During surgery, incisions in the skin can result in large areas of the patient’s body being exposed, which can drop body temperature, Patwardhan said. Anesthetic gasses can also contribute to hypothermia.

Some of the dangers associated with low body temperature in patients include increased infections and bleeding, as well as shivering and poor wound healing in the postoperative period, Patwardhan said.

Currently, the methods of preventing hypothermia in the operating room are limited.

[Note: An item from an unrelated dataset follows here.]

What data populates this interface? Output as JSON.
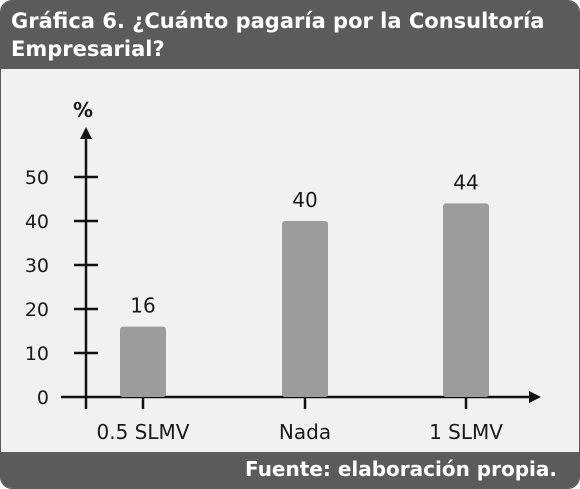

One way of warming the patient during surgery is keeping the operating room very hot, which is uncomfortable for the surgeons, nurses, and anesthesiologists who may need to work in the room for long periods of time, Porreca said.

Another option is to wrap the patient in blankets, Patwardhan said. This isn’t always effective, especially during surgeries where there are multiple wounds or a large area of the body is being operated on since the blankets cannot be placed over the incisions.

The necessity for a solution to this problem, combined with the limits of the existing methods, led Patwardhan to search for a more effective treatment.

“As an anesthesiologist, this is what I fight every day,” Patwardhan said.

One of the major benefits of using TRPV1 to prevent hypothermia is its potential to reduce the need for opioids post-surgery.

While working with rat models, Patwardhan said they discovered that the rats who received the drug during anesthesia didn’t require as many opioids to deal with pain after surgery.

Other than a potential decrease in opioid use in the post-operative period, this medication could have several other benefits.

“It would help to minimize pain, get the patient out of the recovery room faster, and maybe decrease the time of wound healing, all of these could be big advantages,” Porreca said.

Currently, the TRPV1 medication has only been tested with rat models.

Before the medication can be used in humans, it needs to pass through a series of toxicology tests and clinical trials to ensure its safety, Porreca said. The drug would only be applied in a highly-controlled setting under the supervision of anesthesiologists.

Both researchers remain optimistic this medication will revolutionize the way anesthesia-induced hypothermia is treated.

“There’s a great opportunity to really improve the way the patients are being treated and improve their outcome from surgery,” Porreca said. “So that’s what we’re hoping, that we can really impact how these procedures are done and the positive outcome in patients.”

Patwardhan and Porreca’s start-up business, Catalina Pharma, is conducting this research in partnership with the UA.